Присяжный поверенный усмехнулся.
— Вы очень тактичны: подобрали нужное слово. Так вот он был потомственным аристократом в каком-то там поколении. А ведь его труп наверняка валялся среди ялтинского отребья. Что поделаешь, такова судьба разведчика. В нашу честь не говорят длинных речей за поминальными столами. В лучшем случае ваш куратор достанет из шкафа коньяк, помянет мысленно и пропустит стаканчик. Правда, вскорости забудет, потому что появятся новые дела и придут новые агенты — молодые и решительные… И все же, Константин Юрьевич, позвольте вернуться к нашему расследованию. Получается, что четверо из тех, кого я опрашивал в суде по делу Маевского, отправились на тот свет. Все они, за исключением учителя Гласова, — хотя он тоже был заядлый картежник — принимали участие в игре в «девятку». Не стало даже Белоглазкина, который по случайности оказался за соседним ломберным столиком в Коммерческом клубе. В том, что Кампус отравлен, у меня нет ни малейших сомнений. Я даже берусь предсказать, что это тот же яд, которым опоили Маевского, то есть цианид. Если мое предположение подтвердится, значит, мы имеем дело с одним и тем же злодеем. Он поставил себе цель завладеть перепиской Аланской митрополии с византийским патриархом. Нетрудно предположить, что преступник собирается выручить за нее солидные деньги. Здесь это делать опасно, поскольку ваши филера ходят кругами вокруг турецкого посольства. Зато в Константинополе с этим справиться гораздо удобнее: достаточно сдать чемоданы со свитками в камеру хранения и преспокойно торговаться. А получив деньги, можно перебраться в любую страну. И «прощай, немытая Россия!». Отсюда вывод: он попытается сесть на ближайший пароход до Константинополя. А таковой уходит завтра. Это последний рейс, на котором повезут паломников по святым местам. Другого способа добраться до бывшего Ромейского царства у него в этом году не будет: навигация вот-вот закончится и начнутся шторма. Вот потому, Константин Юрьевич, вам следует очень поторопиться и уже сегодня обеспечить меня турецкой визой. Заграничный паспорт я с собой прихватил. Надеюсь, что мне вообще не придется ходить по чужой земле. Однако чем черт не шутит? Стало быть, отбываю завтра вечером, на «Ефрате».
— Но ведь это большой риск. Вам нельзя одному. Давайте вместе.
— Не переживайте. Вам предстоит меня страховать. Но об этом поговорим позже. А сегодня мне еще надо успеть на почту. — Ардашев повернулся в сторону больницы. — Смотрите, кажется, есть результат. Пойдемте.
Доктор Иволгин, дымя папиросой, медленно шел навстречу. Он был одет в темно-серое драповое пальто и такого же цвета котелок.
— Вы были абсолютно правы, — сказал он. — Этого господина отравили цианидом. Вероятно, его добавили в алкоголь. Но заключение я смогу выдать только по письменному запросу. Не обессудьте. Таков порядок.

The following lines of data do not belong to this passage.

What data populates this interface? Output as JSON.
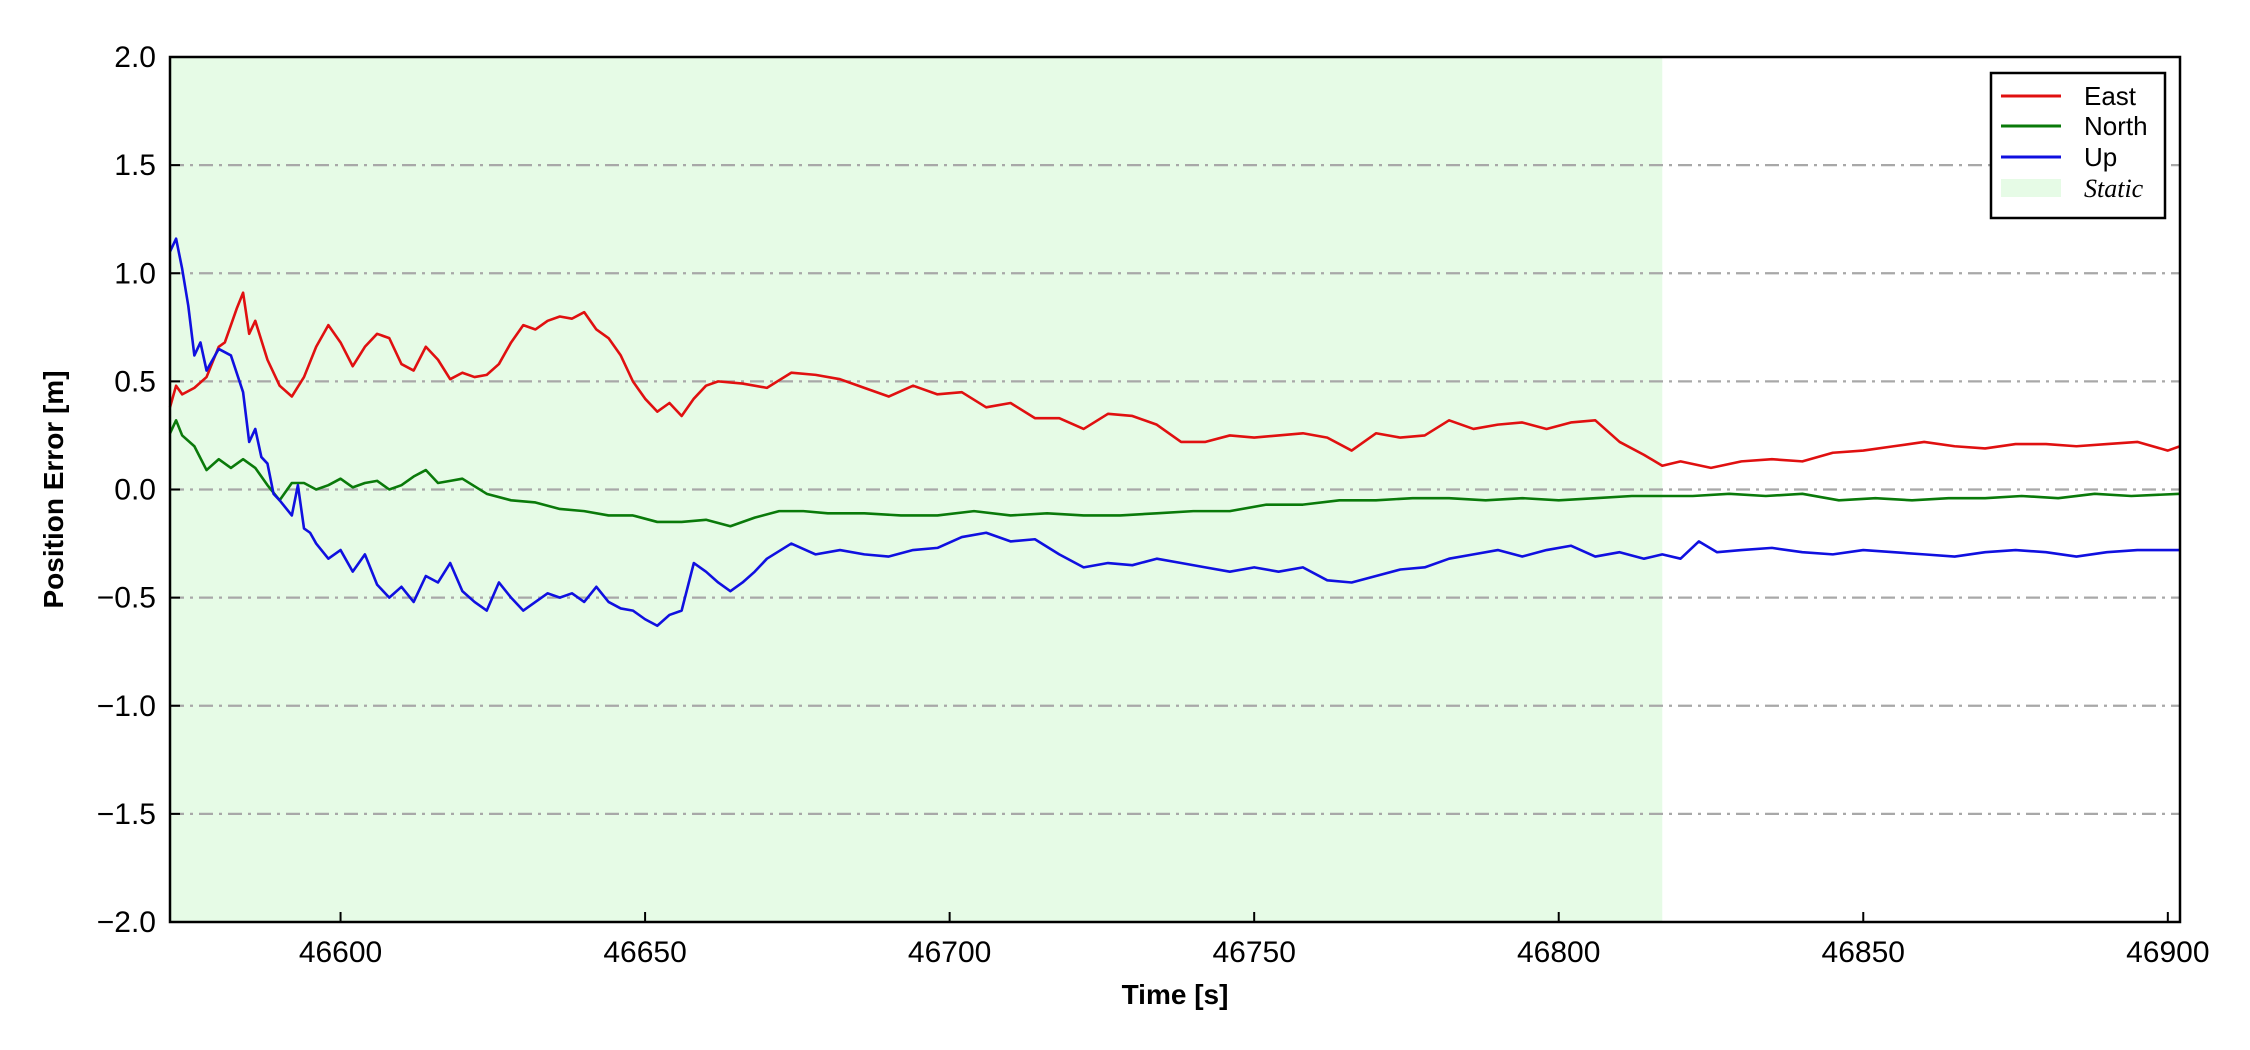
{
  "chart_data": {
    "type": "line",
    "xlabel": "Time [s]",
    "ylabel": "Position Error [m]",
    "xlim": [
      46572,
      46902
    ],
    "ylim": [
      -2.0,
      2.0
    ],
    "xticks": [
      46600,
      46650,
      46700,
      46750,
      46800,
      46850,
      46900
    ],
    "yticks": [
      2.0,
      1.5,
      1.0,
      0.5,
      0.0,
      -0.5,
      -1.0,
      -1.5,
      -2.0
    ],
    "ytick_labels": [
      "2.0",
      "1.5",
      "1.0",
      "0.5",
      "0.0",
      "−0.5",
      "−1.0",
      "−1.5",
      "−2.0"
    ],
    "grid": "horizontal dash-dot",
    "legend_position": "top-right",
    "shaded_region": {
      "label": "Static",
      "x_start": 46572,
      "x_end": 46817,
      "color": "#e6fbe6"
    },
    "series": [
      {
        "name": "East",
        "color": "#e01010",
        "x": [
          46572,
          46573,
          46574,
          46576,
          46578,
          46580,
          46581,
          46582,
          46583,
          46584,
          46585,
          46586,
          46588,
          46590,
          46592,
          46594,
          46596,
          46598,
          46600,
          46602,
          46604,
          46606,
          46608,
          46610,
          46612,
          46614,
          46616,
          46618,
          46620,
          46622,
          46624,
          46626,
          46628,
          46630,
          46632,
          46634,
          46636,
          46638,
          46640,
          46642,
          46644,
          46646,
          46648,
          46650,
          46652,
          46654,
          46656,
          46658,
          46660,
          46662,
          46666,
          46670,
          46674,
          46678,
          46682,
          46686,
          46690,
          46694,
          46698,
          46702,
          46706,
          46710,
          46714,
          46718,
          46722,
          46726,
          46730,
          46734,
          46738,
          46742,
          46746,
          46750,
          46754,
          46758,
          46762,
          46766,
          46770,
          46774,
          46778,
          46782,
          46786,
          46790,
          46794,
          46798,
          46802,
          46806,
          46810,
          46814,
          46817,
          46820,
          46825,
          46830,
          46835,
          46840,
          46845,
          46850,
          46855,
          46860,
          46865,
          46870,
          46875,
          46880,
          46885,
          46890,
          46895,
          46900,
          46902
        ],
        "y": [
          0.38,
          0.48,
          0.44,
          0.47,
          0.52,
          0.66,
          0.68,
          0.76,
          0.84,
          0.91,
          0.72,
          0.78,
          0.6,
          0.48,
          0.43,
          0.52,
          0.66,
          0.76,
          0.68,
          0.57,
          0.66,
          0.72,
          0.7,
          0.58,
          0.55,
          0.66,
          0.6,
          0.51,
          0.54,
          0.52,
          0.53,
          0.58,
          0.68,
          0.76,
          0.74,
          0.78,
          0.8,
          0.79,
          0.82,
          0.74,
          0.7,
          0.62,
          0.5,
          0.42,
          0.36,
          0.4,
          0.34,
          0.42,
          0.48,
          0.5,
          0.49,
          0.47,
          0.54,
          0.53,
          0.51,
          0.47,
          0.43,
          0.48,
          0.44,
          0.45,
          0.38,
          0.4,
          0.33,
          0.33,
          0.28,
          0.35,
          0.34,
          0.3,
          0.22,
          0.22,
          0.25,
          0.24,
          0.25,
          0.26,
          0.24,
          0.18,
          0.26,
          0.24,
          0.25,
          0.32,
          0.28,
          0.3,
          0.31,
          0.28,
          0.31,
          0.32,
          0.22,
          0.16,
          0.11,
          0.13,
          0.1,
          0.13,
          0.14,
          0.13,
          0.17,
          0.18,
          0.2,
          0.22,
          0.2,
          0.19,
          0.21,
          0.21,
          0.2,
          0.21,
          0.22,
          0.18,
          0.2
        ]
      },
      {
        "name": "North",
        "color": "#0a7a0a",
        "x": [
          46572,
          46573,
          46574,
          46576,
          46578,
          46580,
          46582,
          46584,
          46586,
          46588,
          46590,
          46592,
          46594,
          46596,
          46598,
          46600,
          46602,
          46604,
          46606,
          46608,
          46610,
          46612,
          46614,
          46616,
          46618,
          46620,
          46624,
          46628,
          46632,
          46636,
          46640,
          46644,
          46648,
          46652,
          46656,
          46660,
          46664,
          46668,
          46672,
          46676,
          46680,
          46686,
          46692,
          46698,
          46704,
          46710,
          46716,
          46722,
          46728,
          46734,
          46740,
          46746,
          46752,
          46758,
          46764,
          46770,
          46776,
          46782,
          46788,
          46794,
          46800,
          46806,
          46812,
          46817,
          46822,
          46828,
          46834,
          46840,
          46846,
          46852,
          46858,
          46864,
          46870,
          46876,
          46882,
          46888,
          46894,
          46902
        ],
        "y": [
          0.26,
          0.32,
          0.25,
          0.2,
          0.09,
          0.14,
          0.1,
          0.14,
          0.1,
          0.02,
          -0.05,
          0.03,
          0.03,
          0.0,
          0.02,
          0.05,
          0.01,
          0.03,
          0.04,
          0.0,
          0.02,
          0.06,
          0.09,
          0.03,
          0.04,
          0.05,
          -0.02,
          -0.05,
          -0.06,
          -0.09,
          -0.1,
          -0.12,
          -0.12,
          -0.15,
          -0.15,
          -0.14,
          -0.17,
          -0.13,
          -0.1,
          -0.1,
          -0.11,
          -0.11,
          -0.12,
          -0.12,
          -0.1,
          -0.12,
          -0.11,
          -0.12,
          -0.12,
          -0.11,
          -0.1,
          -0.1,
          -0.07,
          -0.07,
          -0.05,
          -0.05,
          -0.04,
          -0.04,
          -0.05,
          -0.04,
          -0.05,
          -0.04,
          -0.03,
          -0.03,
          -0.03,
          -0.02,
          -0.03,
          -0.02,
          -0.05,
          -0.04,
          -0.05,
          -0.04,
          -0.04,
          -0.03,
          -0.04,
          -0.02,
          -0.03,
          -0.02
        ]
      },
      {
        "name": "Up",
        "color": "#1010e0",
        "x": [
          46572,
          46573,
          46574,
          46575,
          46576,
          46577,
          46578,
          46579,
          46580,
          46582,
          46584,
          46585,
          46586,
          46587,
          46588,
          46589,
          46590,
          46592,
          46593,
          46594,
          46595,
          46596,
          46598,
          46600,
          46602,
          46604,
          46606,
          46608,
          46610,
          46612,
          46614,
          46616,
          46618,
          46620,
          46622,
          46624,
          46626,
          46628,
          46630,
          46632,
          46634,
          46636,
          46638,
          46640,
          46642,
          46644,
          46646,
          46648,
          46650,
          46652,
          46654,
          46656,
          46658,
          46660,
          46662,
          46664,
          46666,
          46668,
          46670,
          46674,
          46678,
          46682,
          46686,
          46690,
          46694,
          46698,
          46702,
          46706,
          46710,
          46714,
          46718,
          46722,
          46726,
          46730,
          46734,
          46738,
          46742,
          46746,
          46750,
          46754,
          46758,
          46762,
          46766,
          46770,
          46774,
          46778,
          46782,
          46786,
          46790,
          46794,
          46798,
          46802,
          46806,
          46810,
          46814,
          46817,
          46820,
          46823,
          46826,
          46830,
          46835,
          46840,
          46845,
          46850,
          46855,
          46860,
          46865,
          46870,
          46875,
          46880,
          46885,
          46890,
          46895,
          46902
        ],
        "y": [
          1.1,
          1.16,
          1.02,
          0.85,
          0.62,
          0.68,
          0.55,
          0.6,
          0.65,
          0.62,
          0.45,
          0.22,
          0.28,
          0.15,
          0.12,
          -0.02,
          -0.05,
          -0.12,
          0.02,
          -0.18,
          -0.2,
          -0.25,
          -0.32,
          -0.28,
          -0.38,
          -0.3,
          -0.44,
          -0.5,
          -0.45,
          -0.52,
          -0.4,
          -0.43,
          -0.34,
          -0.47,
          -0.52,
          -0.56,
          -0.43,
          -0.5,
          -0.56,
          -0.52,
          -0.48,
          -0.5,
          -0.48,
          -0.52,
          -0.45,
          -0.52,
          -0.55,
          -0.56,
          -0.6,
          -0.63,
          -0.58,
          -0.56,
          -0.34,
          -0.38,
          -0.43,
          -0.47,
          -0.43,
          -0.38,
          -0.32,
          -0.25,
          -0.3,
          -0.28,
          -0.3,
          -0.31,
          -0.28,
          -0.27,
          -0.22,
          -0.2,
          -0.24,
          -0.23,
          -0.3,
          -0.36,
          -0.34,
          -0.35,
          -0.32,
          -0.34,
          -0.36,
          -0.38,
          -0.36,
          -0.38,
          -0.36,
          -0.42,
          -0.43,
          -0.4,
          -0.37,
          -0.36,
          -0.32,
          -0.3,
          -0.28,
          -0.31,
          -0.28,
          -0.26,
          -0.31,
          -0.29,
          -0.32,
          -0.3,
          -0.32,
          -0.24,
          -0.29,
          -0.28,
          -0.27,
          -0.29,
          -0.3,
          -0.28,
          -0.29,
          -0.3,
          -0.31,
          -0.29,
          -0.28,
          -0.29,
          -0.31,
          -0.29,
          -0.28,
          -0.28
        ]
      }
    ]
  }
}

— Не сомневайтесь, — заверил Мяличкин. — Я распоряжусь, к вам подъедет судебный следователь.
— Давайте перенесем это на завтра. Сегодня я уже закончил работу.
— Разумеется, — согласился капитан.
— Тогда позвольте откланяться.
— Честь имею!
— Желаю здравствовать! — попрощался Клим Пантелеевич.
Помолчав немного и глядя вслед удаляющемуся доктору, адвокат произнес:
— Я никогда не мог понять палачей и прозекторов: что двигало ими, когда они выбирали профессию?
Мяличкин хотел что-то ответить, но в этот момент показался извозчик, и адвокат махнул ему рукой. И вскоре рессорная коляска с резиновыми шинами, нарушая все правила, установленные для движения экипажей, уже неслась обратно на Дерибасовскую, к «Большой Московской» гостинице. Времени у Ардашева почти не оставалось.